Secretary of the Interior Dirk Kempthorne on Wednesday announced that he had decided to list the polar bear as a threatened species under the Endangered Species Act. He also announced that the regulatory reach of the listing would be limited by invoking exemptions under section 4(d) so that it could not be used to limit greenhouse gas emissions.
The Pacific Legal Foundation immediately announced that they would file suit to block the listing. Greenpeace and the Natural Resources Defense Council immediately sent out action alerts and fundraising appeals announcing that the listing was just the first step. Now they would have to sue to overturn the 4(d) limits, so that the listing could be used to stop oil and gas exploration and production in the Arctic and to challenge the construction of new emitting sources, such as coal or gas-fired power plants.
My view, and also that of Senator James Inhofe (R-Ok.), is that the decision is based on junk science—specifically, computer models that predict increased summer melting of the Arctic Ocean ice sheet.
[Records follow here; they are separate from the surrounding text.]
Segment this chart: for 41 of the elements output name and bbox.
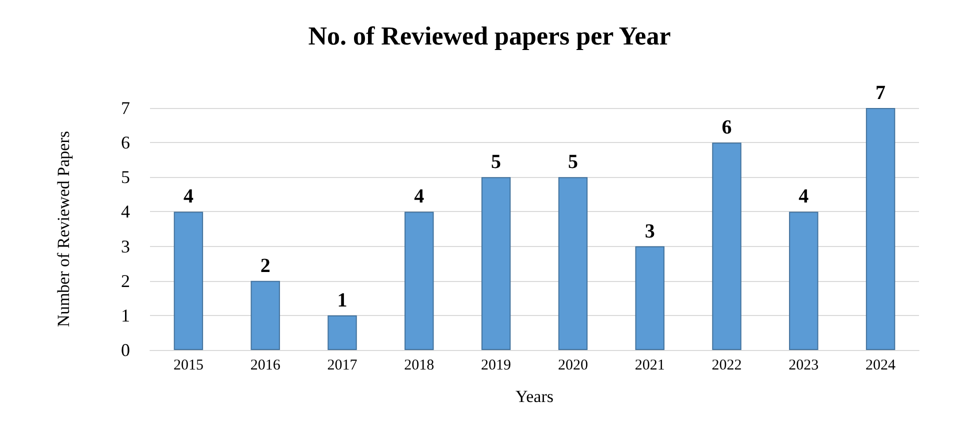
bar bbox=[558, 177, 588, 350]
y-tick-label: 3 bbox=[121, 236, 130, 256]
bar bbox=[866, 108, 896, 350]
chart-title: No. of Reviewed papers per Year bbox=[308, 22, 671, 50]
data-label: 4 bbox=[798, 186, 809, 208]
y-tick-label: 6 bbox=[121, 132, 130, 153]
y-tick-label: 0 bbox=[121, 340, 130, 360]
x-tick-label: 2018 bbox=[404, 358, 434, 374]
x-tick-label: 2017 bbox=[327, 358, 358, 374]
data-label: 3 bbox=[644, 220, 655, 242]
x-tick-label: 2016 bbox=[250, 358, 281, 374]
data-label: 1 bbox=[337, 289, 348, 312]
x-tick-label: 2021 bbox=[634, 358, 665, 374]
bar bbox=[635, 246, 664, 350]
data-label: 4 bbox=[414, 186, 424, 208]
data-label: 4 bbox=[183, 186, 194, 208]
bar bbox=[328, 315, 357, 350]
bar bbox=[712, 142, 742, 350]
bar bbox=[404, 212, 434, 350]
data-label: 5 bbox=[491, 151, 502, 174]
bar bbox=[789, 212, 818, 350]
x-tick-label: 2023 bbox=[788, 358, 819, 374]
data-label: 5 bbox=[568, 151, 578, 174]
y-tick-label: 1 bbox=[121, 305, 130, 326]
x-tick-label: 2022 bbox=[712, 358, 742, 374]
bar bbox=[174, 212, 204, 350]
x-tick-label: 2019 bbox=[481, 358, 512, 374]
y-axis-title: Number of Reviewed Papers bbox=[54, 131, 73, 327]
x-tick-label: 2015 bbox=[173, 358, 204, 374]
x-tick-label: 2020 bbox=[558, 358, 588, 374]
x-tick-label: 2024 bbox=[866, 358, 896, 374]
y-tick-label: 4 bbox=[121, 202, 130, 222]
data-label: 7 bbox=[876, 82, 886, 104]
data-label: 2 bbox=[260, 254, 270, 277]
y-tick-label: 7 bbox=[121, 98, 130, 118]
bar bbox=[250, 280, 280, 350]
y-tick-label: 5 bbox=[121, 167, 130, 188]
bar bbox=[481, 177, 511, 350]
x-axis-title: Years bbox=[516, 387, 554, 406]
y-tick-label: 2 bbox=[121, 270, 130, 291]
data-label: 6 bbox=[722, 116, 732, 139]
It has been shown empirically that these models lack predictive capability. The Department of the Interior should have applied the minimal standards required by the Federal Data Quality Act to disregard the model predictions.
Although the tide is turning against energy-rationing policies in the U. S. Senate (and in the European Union, especially in Britain), Senator John McCain (R-Az.) is staying true to the old religion in his presidential campaign. He laid out his global warming policies in a speech at a Danish company’s wind turbine factory in Portland, Oregon on Monday. McCain used the venue to say that, “When we debate energy bills in Washington, it should be more than a competition among industries for special favors, subsidies, and tax breaks. In the Congress, we need to send the special interests on their way….” The Energy Information Administration reported that wind power receives federal subsidies of $23.37 per megawatt hour of electricity produced. Coal gets 44 cents and natural gas 25 cents. However, the subsidies provided to wind and solar power are not enough to make them competitive without state and renewable mandates.